Después de la misa del domingo por la mañana en el Centro Católico de San Agustín en Moscú, Ryan Alexander atendió a su hija de 17 meses, Penélope, mientras ella caminaba por el patio de la iglesia. Alexander, de 25 años, estudiante de derecho casado en la universidad aquí, dijo que interrumpir cualquier embarazo viola sus creencias católicas.

Ha leído el texto del proyecto de ley, dijo, “y la forma en que está escrito es increíblemente prudente”. Ningún adulto, dijo, puede actuar en lugar de un padre.

“Eso es solo secuestro, de cualquier manera, si le quitas a una niña a sus padres cuando es menor de edad y sus padres tienen autoridad sobre ella”, dijo.

Alexander dijo que entiende que algunas adolescentes son abusadas sexualmente en el hogar o tienen relaciones disfuncionales con sus padres. Aún así, apoya la ley.

“Cuando miramos situaciones como esa, mi corazón se compadece de ellas. ¿Qué puedo hacer sino orar desde la distancia y pensar, cómo puede ser mejor? él dijo. Pero “dos errores no hacen un acierto”.

Los pacientes de Idaho, incluidos los adolescentes, han cruzado durante mucho tiempo al estado de Washington para interrumpir legalmente sus embarazos. Eastlund dijo que menos del 5% de las pacientes de las clínicas que acuden para recibir servicios de aborto son menores de edad.

La mayoría de esos pacientes, dijo, involucran a sus padres en el proceso, aunque el consentimiento de los padres no es obligatorio en Washington. Aquellos que no lo hacen, dijo Eastlund, tienen buenas razones para no hacerlo. Algunas se encuentran en situaciones peligrosas y abusivas en las que revelar un embarazo podría ponerlas en riesgo de sufrir más daños.

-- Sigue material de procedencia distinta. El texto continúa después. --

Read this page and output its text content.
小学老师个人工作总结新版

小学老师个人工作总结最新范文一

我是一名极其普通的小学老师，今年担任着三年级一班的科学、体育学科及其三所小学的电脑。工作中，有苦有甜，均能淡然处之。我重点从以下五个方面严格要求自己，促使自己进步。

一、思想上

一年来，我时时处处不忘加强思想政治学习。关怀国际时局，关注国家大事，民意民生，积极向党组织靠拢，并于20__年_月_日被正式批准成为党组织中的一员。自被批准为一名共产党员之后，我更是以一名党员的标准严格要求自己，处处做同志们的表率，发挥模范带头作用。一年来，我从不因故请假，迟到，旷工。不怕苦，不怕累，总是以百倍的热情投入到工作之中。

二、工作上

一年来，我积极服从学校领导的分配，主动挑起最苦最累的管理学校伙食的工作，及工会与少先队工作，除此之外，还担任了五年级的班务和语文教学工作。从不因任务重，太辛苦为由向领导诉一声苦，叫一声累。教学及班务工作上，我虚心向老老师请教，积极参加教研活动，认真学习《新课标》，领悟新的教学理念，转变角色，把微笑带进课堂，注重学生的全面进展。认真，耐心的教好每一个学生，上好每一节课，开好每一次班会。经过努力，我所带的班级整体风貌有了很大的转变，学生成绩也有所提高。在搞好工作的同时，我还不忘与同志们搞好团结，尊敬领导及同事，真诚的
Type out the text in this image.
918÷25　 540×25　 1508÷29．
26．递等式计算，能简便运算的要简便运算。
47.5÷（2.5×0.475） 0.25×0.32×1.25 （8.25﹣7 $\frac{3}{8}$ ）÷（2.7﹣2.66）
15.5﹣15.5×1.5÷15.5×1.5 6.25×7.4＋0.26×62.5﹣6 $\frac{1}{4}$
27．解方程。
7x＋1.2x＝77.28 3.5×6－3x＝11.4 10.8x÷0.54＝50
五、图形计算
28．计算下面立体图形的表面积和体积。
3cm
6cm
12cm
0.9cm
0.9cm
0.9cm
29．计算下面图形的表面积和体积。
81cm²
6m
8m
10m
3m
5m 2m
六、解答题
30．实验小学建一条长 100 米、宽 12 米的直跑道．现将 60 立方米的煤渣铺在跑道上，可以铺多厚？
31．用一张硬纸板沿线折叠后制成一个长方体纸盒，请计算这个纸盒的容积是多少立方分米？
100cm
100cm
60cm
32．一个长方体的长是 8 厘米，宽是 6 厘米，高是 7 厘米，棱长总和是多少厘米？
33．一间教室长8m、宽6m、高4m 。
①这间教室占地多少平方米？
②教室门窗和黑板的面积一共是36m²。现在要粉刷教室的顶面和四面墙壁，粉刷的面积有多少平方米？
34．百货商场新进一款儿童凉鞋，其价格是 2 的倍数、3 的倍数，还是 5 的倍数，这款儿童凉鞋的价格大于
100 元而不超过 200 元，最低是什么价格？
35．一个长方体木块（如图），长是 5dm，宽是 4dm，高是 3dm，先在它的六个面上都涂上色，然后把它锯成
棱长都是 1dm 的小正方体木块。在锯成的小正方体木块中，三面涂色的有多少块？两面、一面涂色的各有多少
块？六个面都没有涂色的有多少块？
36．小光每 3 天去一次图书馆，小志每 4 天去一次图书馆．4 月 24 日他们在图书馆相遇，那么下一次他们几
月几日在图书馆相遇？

“Estamos hablando de abuso sexual e incesto”, dijo Eastlund, sentado arriba en la clínica en Spokane. “No es algo de lo que la gente quiera hablar, pero, desafortunadamente, es más común de lo que la gente piensa”.

A orillas del lago Pend Oreille, en Sandpoint, Idaho, Jen Jackson Quintano dijo que quiere que su hija, Sylvia, de 8 años, tenga adultos de confianza a quienes pueda acudir cuando sea una adolescente.

“Recuerdo mis años de adolescencia cuando estaba en la escuela secundaria, tenía un novio al que amaba y period sexualmente activa”, dijo. En ese momento pensó: “Si me quedo embarazada, preferiría simplemente morir, terminar con esto, que tener que resolver esto y decírselo a mis padres”.

Quintano dijo que mientras crecía en la Iglesia Católica Romana, le enseñaron que el sexo, la anticoncepción y el aborto eran vergonzosos, y está criando a su hija bajo un conjunto diferente de creencias.

“La vergüenza como mujer es una poderosa forma de management y no quiero que ella siga ese camino de la vergüenza”, dijo Quintano. “Quiero que se sienta cómoda en su cuerpo”.

La prohibición de viajar por aborto en adolescentes de Idaho y las recompensas financieras por denunciar a los ciudadanos que obtienen abortos ya están dividiendo la estructura unida de la comunidad de Sandpoint, dijo.

“No sabemos en quién confiar”, dijo Quintano. “No sabemos con quién podemos hablar”.